Importantly, as the debate has evolved, the Commission has not opposed rights holders having the freedom to licence content on a territory-by-territory basis. What the Commission objects to is absolute territorial licensing—such as the passive cross-border sales restrictions that are the focus of the pay-TV movies case.
However, when shopping online for digitally distributed audio-visual works, the active vs. passive marketing distinction is largely meaningless. Consumers already rely on passive sales tools such as social media and web-search to find the best outlets for their desired content, including from pirate or ‘grey-market’ providers. In the absence of enforceable passive sales restrictions we foresee this becoming even easier, as intermediary services spring up to help consumers find content from anywhere across Europe. As such, the freedom to license on a territorial basis may not mean much in a world where more and more content is consumed online, over-the-top.
PS: According to your research, who would be the winners if the current policy proposals on content in the Digital Single Market would come into effect?
FFD: Whereas much of the debate has focused on the short-run—asking which consumers might gain from consuming across borders—our report was careful to consider the long-run, drawing out the ‘dynamic’ effects as industry adapts to the new legal and regulatory landscape.
With this in mind, we foresee the real winners being large, multi-national platforms
With this in mind, we foresee the real winners being large, multi-national platforms as the Commission’s Digital Single Market proposals accelerate a convergence towards pan-European content licensing. These parties, which have sufficient scale and scope to both purchase and exploit the de facto pan-European broadcast rights, will be handed a significant advantage over smaller, localised operators.
However, as well as harming local broadcasters, we expect to see a knock-on detrimental effect on producers, advertisers and consumers as the market becomes more homogenised and less tailored to local markets and cultures.

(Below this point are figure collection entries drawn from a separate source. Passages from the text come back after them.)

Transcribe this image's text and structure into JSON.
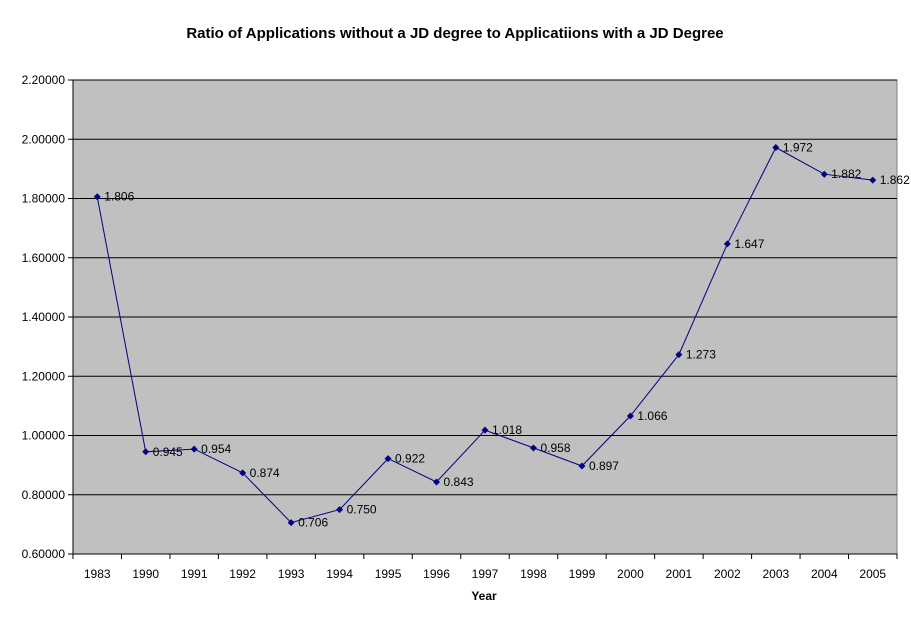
{
  "chart_data": {
    "type": "line",
    "title": "Ratio of Applications without a JD degree to Applicatiions with a JD Degree",
    "xlabel": "Year",
    "ylabel": "",
    "ylim": [
      0.6,
      2.2
    ],
    "yticks": [
      "0.60000",
      "0.80000",
      "1.00000",
      "1.20000",
      "1.40000",
      "1.60000",
      "1.80000",
      "2.00000",
      "2.20000"
    ],
    "categories": [
      "1983",
      "1990",
      "1991",
      "1992",
      "1993",
      "1994",
      "1995",
      "1996",
      "1997",
      "1998",
      "1999",
      "2000",
      "2001",
      "2002",
      "2003",
      "2004",
      "2005"
    ],
    "series": [
      {
        "values": [
          1.806,
          0.945,
          0.954,
          0.874,
          0.706,
          0.75,
          0.922,
          0.843,
          1.018,
          0.958,
          0.897,
          1.066,
          1.273,
          1.647,
          1.972,
          1.882,
          1.862
        ],
        "labels": [
          "1.806",
          "0.945",
          "0.954",
          "0.874",
          "0.706",
          "0.750",
          "0.922",
          "0.843",
          "1.018",
          "0.958",
          "0.897",
          "1.066",
          "1.273",
          "1.647",
          "1.972",
          "1.882",
          "1.862"
        ],
        "color": "#000080"
      }
    ],
    "grid": true,
    "legend": "none",
    "plot_background": "#c0c0c0",
    "gridline_color": "#000000"
  }
}
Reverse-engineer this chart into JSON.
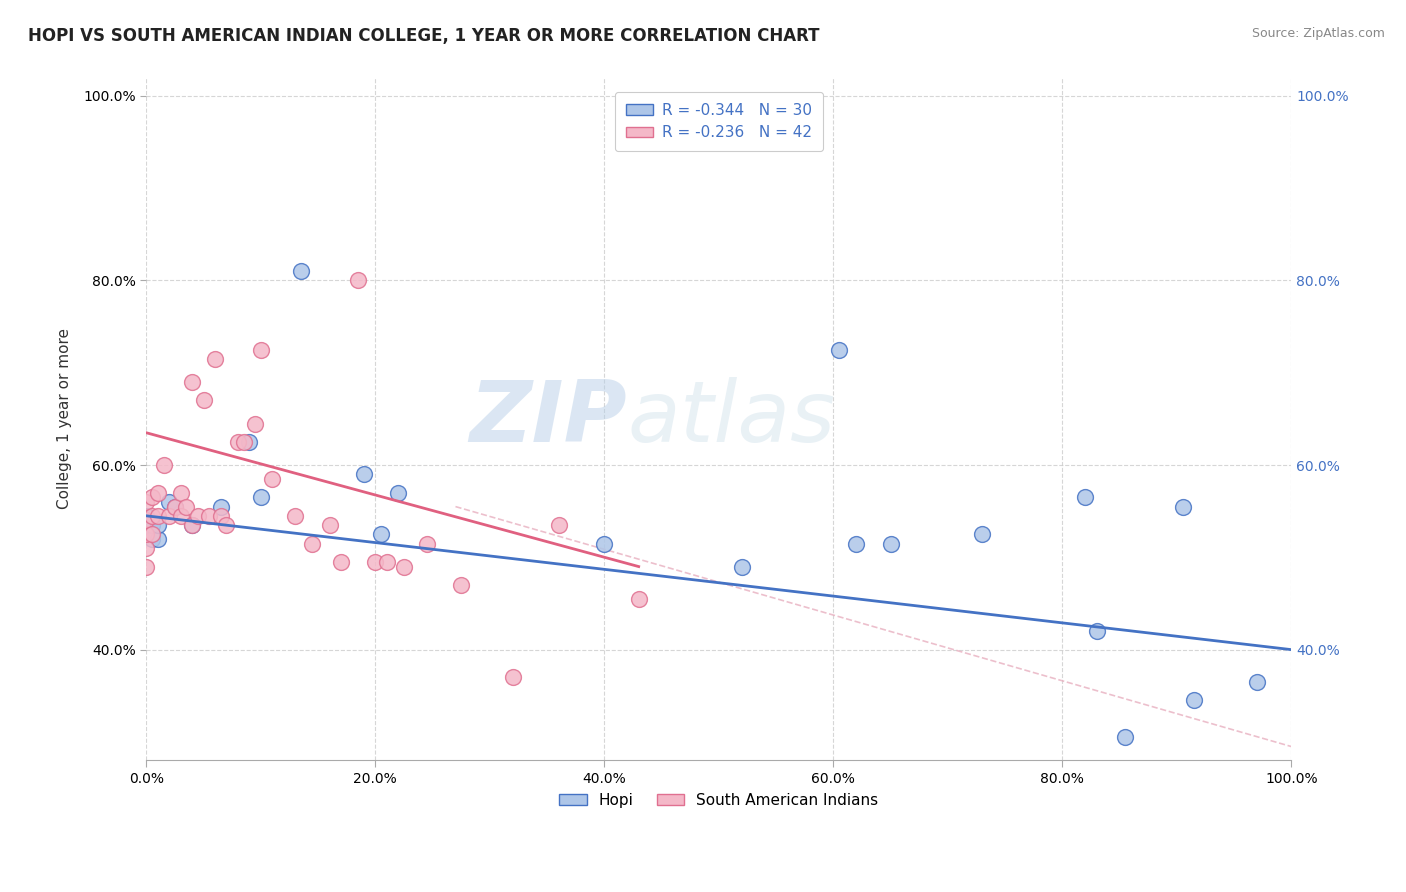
{
  "title": "HOPI VS SOUTH AMERICAN INDIAN COLLEGE, 1 YEAR OR MORE CORRELATION CHART",
  "source_text": "Source: ZipAtlas.com",
  "ylabel": "College, 1 year or more",
  "xlim": [
    0.0,
    1.0
  ],
  "ylim": [
    0.28,
    1.02
  ],
  "xtick_positions": [
    0.0,
    0.2,
    0.4,
    0.6,
    0.8,
    1.0
  ],
  "xtick_labels": [
    "0.0%",
    "20.0%",
    "40.0%",
    "60.0%",
    "80.0%",
    "100.0%"
  ],
  "ytick_positions": [
    0.4,
    0.6,
    0.8,
    1.0
  ],
  "ytick_labels": [
    "40.0%",
    "60.0%",
    "80.0%",
    "100.0%"
  ],
  "right_ytick_color": "#4472c4",
  "legend_line1": "R = -0.344   N = 30",
  "legend_line2": "R = -0.236   N = 42",
  "hopi_color": "#aec6e8",
  "hopi_edge_color": "#4472c4",
  "sa_color": "#f4b8c8",
  "sa_edge_color": "#e07090",
  "trendline_hopi_color": "#4472c4",
  "trendline_sa_color": "#e06080",
  "dashed_line_color": "#e8b0c0",
  "background_color": "#ffffff",
  "grid_color": "#cccccc",
  "watermark_color": "#dce8f0",
  "hopi_scatter_x": [
    0.0,
    0.0,
    0.0,
    0.0,
    0.005,
    0.005,
    0.01,
    0.01,
    0.02,
    0.025,
    0.04,
    0.065,
    0.09,
    0.1,
    0.135,
    0.19,
    0.205,
    0.22,
    0.4,
    0.52,
    0.605,
    0.62,
    0.65,
    0.73,
    0.82,
    0.83,
    0.855,
    0.905,
    0.915,
    0.97
  ],
  "hopi_scatter_y": [
    0.545,
    0.54,
    0.535,
    0.545,
    0.52,
    0.535,
    0.52,
    0.535,
    0.56,
    0.555,
    0.535,
    0.555,
    0.625,
    0.565,
    0.81,
    0.59,
    0.525,
    0.57,
    0.515,
    0.49,
    0.725,
    0.515,
    0.515,
    0.525,
    0.565,
    0.42,
    0.305,
    0.555,
    0.345,
    0.365
  ],
  "sa_scatter_x": [
    0.0,
    0.0,
    0.0,
    0.0,
    0.0,
    0.005,
    0.005,
    0.005,
    0.01,
    0.01,
    0.015,
    0.02,
    0.025,
    0.03,
    0.03,
    0.035,
    0.04,
    0.04,
    0.045,
    0.05,
    0.055,
    0.06,
    0.065,
    0.07,
    0.08,
    0.085,
    0.095,
    0.1,
    0.11,
    0.13,
    0.145,
    0.16,
    0.17,
    0.185,
    0.2,
    0.21,
    0.225,
    0.245,
    0.275,
    0.32,
    0.36,
    0.43
  ],
  "sa_scatter_y": [
    0.49,
    0.51,
    0.525,
    0.54,
    0.56,
    0.525,
    0.545,
    0.565,
    0.545,
    0.57,
    0.6,
    0.545,
    0.555,
    0.545,
    0.57,
    0.555,
    0.535,
    0.69,
    0.545,
    0.67,
    0.545,
    0.715,
    0.545,
    0.535,
    0.625,
    0.625,
    0.645,
    0.725,
    0.585,
    0.545,
    0.515,
    0.535,
    0.495,
    0.8,
    0.495,
    0.495,
    0.49,
    0.515,
    0.47,
    0.37,
    0.535,
    0.455
  ],
  "hopi_trendline_x": [
    0.0,
    1.0
  ],
  "hopi_trendline_y": [
    0.545,
    0.4
  ],
  "sa_trendline_x": [
    0.0,
    0.43
  ],
  "sa_trendline_y": [
    0.635,
    0.49
  ],
  "dashed_line_x": [
    0.27,
    1.0
  ],
  "dashed_line_y": [
    0.555,
    0.295
  ],
  "title_fontsize": 12,
  "axis_label_fontsize": 11,
  "tick_fontsize": 10,
  "legend_fontsize": 11
}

PS: And who would be the losers?
FFD: Our findings are clear: the big losers will be Europe’s audio-visual consumers, who face reduced choice and quality as content producers’ European revenues decline. In the long-run, this harm is compounded further by reduced access for certain groups of European consumers in smaller and/or lower income countries, as producer licencing practices adapt to the changing incentives they face.
Overall, it is a question of priorities. Do consumers and policymakers favour a “single”, homogenised European market for digital audio-visual content at the cost of reduced output, adverse licencing incentives and redistributive welfare effects; or do they prefer exclusive territorial licencing, allowing producers to continue financing high-quality, localised works which they can make widely available at prices local consumers can afford.